Chief of Health and Sanitation for UNICEF Pacific, Mr Eliab Some says due to children’s high rate of activity, food security for children is very critical.
He highlighted to nurture young minds we need to provide proper education and support to parents as well as teachers to ensure that children have access and utilise healthy foods only.
Prime Minister Commodore Voreqe Bainimarama reiterated the need to educate our children about healthy life style and eating traditional foods other than being addicted to junk food.
“Our children are today and our future. They MUST be nurtured well to ensure sustainability of our efforts, our parenting and education system has a crucial role in teaching our children the value of a healthy lifestyle. We need to bring back home and school gardening to ensure our children plant and farm to sustain and maintain healthy and productive lifestyles,” PM Bainimarama said.

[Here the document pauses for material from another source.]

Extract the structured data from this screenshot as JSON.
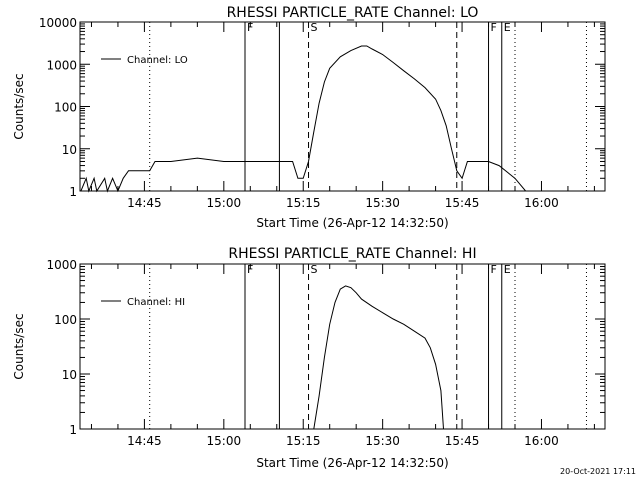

Mr Some pointed out that while law is one measure, raising the awareness, having appropriate standards and regulations on having healthy foods enable the food industry to provide healthy foods to our children.
“We need regulations and law as a standard so that anyone violating it we can show the evidence and they can take the corrective measures so food labeling, showing the nutritional information on packaging and than making our children and parents aware that all locations where meal is eaten we should eat healthy foods not junk foods,” Mr Some said.

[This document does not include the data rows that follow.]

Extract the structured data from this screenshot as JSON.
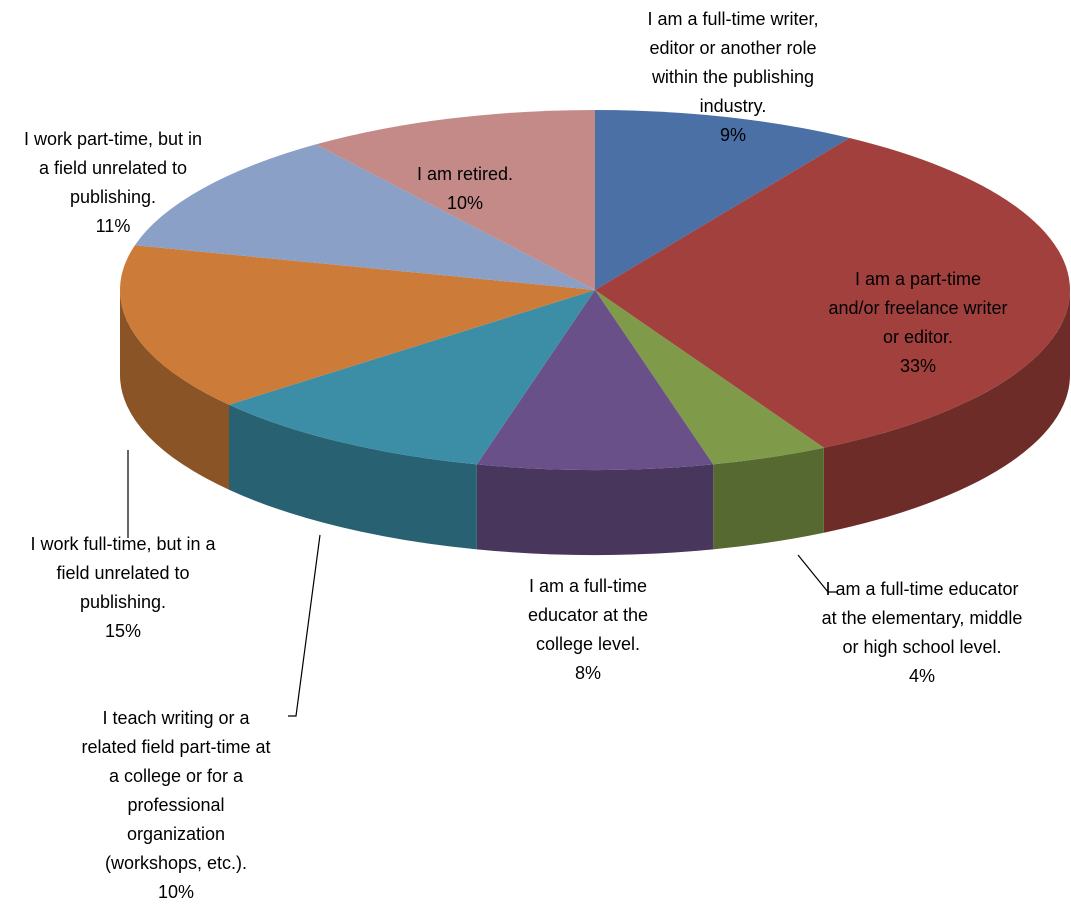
{
  "chart_data": {
    "type": "pie3d",
    "categories": [
      "I am a full-time writer, editor or another role within the publishing industry.",
      "I am a part-time and/or freelance writer or editor.",
      "I am a full-time educator at the elementary, middle or high school level.",
      "I am a full-time educator at the college level.",
      "I teach writing or a related field part-time at a college or for a professional organization (workshops, etc.).",
      "I work full-time, but in a field unrelated to publishing.",
      "I work part-time, but in a field unrelated to publishing.",
      "I am retired."
    ],
    "values": [
      9,
      33,
      4,
      8,
      10,
      15,
      11,
      10
    ],
    "value_labels": [
      "9%",
      "33%",
      "4%",
      "8%",
      "10%",
      "15%",
      "11%",
      "10%"
    ],
    "colors": [
      "#4a70a6",
      "#a2403d",
      "#7f9a48",
      "#6a5088",
      "#3b8ea6",
      "#cd7b38",
      "#8aa0c7",
      "#c38a88"
    ]
  }
}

In terms of food advertising for children, Mr Some said there is a need to redirect the aggressive marketing that presently targets children.
“The first step is really to educate parents to make healthy choices and also to regulate food that is marketed to children so that they can be wholesome meals containing balanced components of food.”
He added the media can actually play a very significant role by highlighting both the problem of obesity and also the solution.
“We have good food available but it is only the knowledge of both parents and teachers and other stakeholders to provide the children with those nutritious meals.”
Some of the other recommendations made by Mr Some to the Fiji Food Summit Committee were:
To have regulations to guide marketing foods directed to children
- is to empower parents and teachers association and to support them
- need manufactures to develop new products that are healthy for the existing products.
“We want the processors and manufacturers to reformulate them to make the healthy products and for the advertising sector really they should provide us with complete information and if they are targeting children they should make sure that no adverse of the unhealthy foods are included within the time children are watching TV or when we are communicating to the children.
“Schools can also take direct measures like not allowing direct sales of junk foods in school or around the school compound,” Dr Some said.